Hat tip to Angelar, who also had this comment:
I believe the dirty secret about outsourcing healthcare is that it is the next U.S. industry that will go over seas. I hate to sound like a conspiracy monger but think about it. Why are some of the biggest U.S. health insurers doing pilot programs to encourage people to travel to places like India and Thailand for electable surgeries. If you do your homework, insurers have always started out new programs with incentives and then later they become required.

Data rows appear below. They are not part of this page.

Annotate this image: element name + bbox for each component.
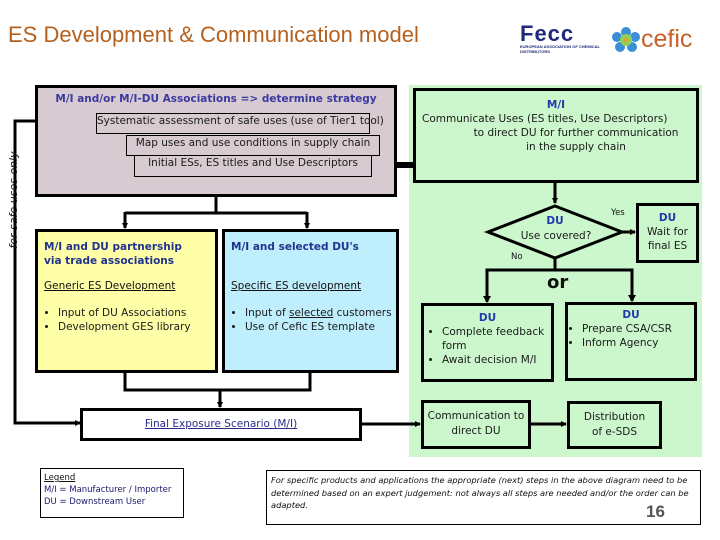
prepare-csa-box: DU Prepare CSA/CSR Inform Agency <box>565 302 697 381</box>
communicate-line-1: Communicate Uses (ES titles, Use Descrip… <box>422 113 668 125</box>
communicate-line-2: to direct DU for further communication <box>473 127 679 139</box>
safe-uses-side-label: for safe uses only <box>7 151 20 249</box>
generic-bullet: Development GES library <box>58 320 215 334</box>
no-label: No <box>511 252 523 262</box>
or-label: or <box>547 272 569 293</box>
communication-line-2: direct DU <box>451 425 501 437</box>
wait-for-final-es-box: DU Wait for final ES <box>636 203 699 263</box>
communication-line-1: Communication to <box>427 410 525 422</box>
legend-entry: DU = Downstream User <box>44 497 146 507</box>
bullet-emphasis: selected <box>288 307 334 319</box>
page-number: 16 <box>646 502 665 521</box>
generic-bullets: Input of DU Associations Development GES… <box>44 306 215 334</box>
generic-es-box: M/I and DU partnership via trade associa… <box>35 229 218 373</box>
legend-box: Legend M/I = Manufacturer / Importer DU … <box>40 468 184 518</box>
merge-connector <box>123 373 312 392</box>
feedback-bullet: Complete feedback form <box>442 325 551 353</box>
generic-heading-line-2: via trade associations <box>44 255 175 267</box>
strategy-step-1: Systematic assessment of safe uses (use … <box>96 113 384 134</box>
specific-es-box: M/I and selected DU's . Specific ES deve… <box>222 229 399 373</box>
communication-box: Communication to direct DU <box>421 400 531 449</box>
wait-line-2: final ES <box>647 240 688 252</box>
specific-bullet: Input of selected customers <box>245 306 396 320</box>
decision-heading: DU <box>546 215 564 227</box>
final-exposure-scenario-link[interactable]: Final Exposure Scenario (M/I) <box>145 418 297 430</box>
strategy-split-connector <box>125 197 307 215</box>
communicate-heading: M/I <box>546 99 566 111</box>
csa-bullet: Prepare CSA/CSR <box>582 322 694 336</box>
csa-heading: DU <box>622 309 640 321</box>
generic-subheading: Generic ES Development <box>44 280 176 292</box>
bullet-text: Input of <box>245 307 289 319</box>
wait-heading: DU <box>658 212 677 224</box>
specific-bullet: Use of Cefic ES template <box>245 320 396 334</box>
specific-subheading: Specific ES development <box>231 280 362 292</box>
yes-label: Yes <box>611 208 625 218</box>
communicate-uses-box: M/I Communicate Uses (ES titles, Use Des… <box>413 88 699 183</box>
final-exposure-scenario-box: Final Exposure Scenario (M/I) <box>80 408 362 441</box>
feedback-box: DU Complete feedback form Await decision… <box>421 303 554 382</box>
specific-heading: M/I and selected DU's <box>231 241 359 253</box>
feedback-bullets: Complete feedback form Await decision M/… <box>424 325 551 367</box>
generic-bullet: Input of DU Associations <box>58 306 215 320</box>
distribution-box: Distribution of e-SDS <box>567 401 662 449</box>
communicate-line-3: in the supply chain <box>526 141 626 153</box>
feedback-bullet: Await decision M/I <box>442 353 551 367</box>
bullet-text: customers <box>333 307 392 319</box>
csa-bullet: Inform Agency <box>582 336 694 350</box>
feedback-heading: DU <box>478 312 497 324</box>
strategy-step-2: Map uses and use conditions in supply ch… <box>126 135 380 156</box>
generic-heading-line-1: M/I and DU partnership <box>44 241 182 253</box>
specific-bullets: Input of selected customers Use of Cefic… <box>231 306 396 334</box>
strategy-heading: M/I and/or M/I-DU Associations => determ… <box>55 93 377 105</box>
csa-bullets: Prepare CSA/CSR Inform Agency <box>568 322 694 350</box>
expert-judgement-note: For specific products and applications t… <box>266 470 701 525</box>
strategy-box: M/I and/or M/I-DU Associations => determ… <box>35 85 397 197</box>
wait-line-1: Wait for <box>647 226 688 238</box>
distribution-line-1: Distribution <box>583 411 646 423</box>
strategy-step-3: Initial ESs, ES titles and Use Descripto… <box>134 155 372 177</box>
distribution-line-2: of e-SDS <box>591 426 638 438</box>
legend-entry: M/I = Manufacturer / Importer <box>44 485 172 495</box>
decision-question: Use covered? <box>520 230 592 242</box>
legend-title: Legend <box>44 473 76 483</box>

Why isn’t our government advertising that “for profit insurance companies” are promoting overseas medical care?

Why aren’t more of us citizens concerned about this trend?????

From The Wall Street Journal:

HEARD ON THE STREET
DECEMBER 15, 2008, 8:39 A.M. ET
Outsourcing Health Care to India
By UDAY KHANDEPARKAR

There’s nothing like an economic crisis to spur companies to take uncommon steps — such as incentivizing employees to travel halfway around the world to get medical treatment.

It’s outsourcing of a different kind, but the aim is familiar: to save money.

Indian hospital groups are betting the economic crisis will transform the medical tourism industry from one tailored to individual patients, to one that targets corporate America’s soaring health-care costs.

If this sounds far-fetched, recall that Indian back-office services were resisted until about a decade ago.

Next month, Apollo Hospitals, India’s biggest health-care company, will for the first time treat employees of a non-Indian company, Wisconsin-based Serigraph Inc., for certain elective procedures.
The costs will be picked up by Serigraph’s insurer, Anthem Blue Cross and Blue Shield. Employees will receive travel and concierge help, including free plane tickets for patient and companion, plus post-operative care upon return to the U.S. There will be no co-payments.

It’s a trial program, but the economic benefits aren’t in doubt: A cardiac bypass can cost about $100,000 in a U.S. private hospital. Apollo says it can do the procedure — and accommodate a companion — for a tenth of the cost.

On a purely financial basis, it’s enormously appealing. The U.S., don’t forget, is where soaring employee health-care costs have helped drive the auto industry into the ground.

“They desperately need to cut costs. And what’s true for auto makers is true for corporate America,” says Vishal Bali, chief executive of Wockhardt Hospitals, one of Apollo’s India-based rivals.

About 150,000 foreigners sought elective medical treatment in India last year. The numbers have been rising by 15% a year as people reckon India’s just fine for joint replacements and root canals.

To embed themselves in Corporate America, Indian health-care companies have to prove their physicians are competent, tools and techniques cutting-edge and blood supplies safe.

There’s plenty of competition: Singapore, Thailand and Costa Rica, to name a few.

India’s information technology services providers faced initial resistance when customers of U.S. companies were taken aback to find themselves speaking with India-based telephone operators with heavily-accented English.

As for the fundamental pillar of medical tourism — cost — the argument is getting stronger: Each U.S. dollar today fetches 25% more rupees than it did a year ago.

Write to Uday Khandeparkar at uday.khandeparkar@dowjones.com

The more we get beneath the cesspool of healthcare, the better we can fight.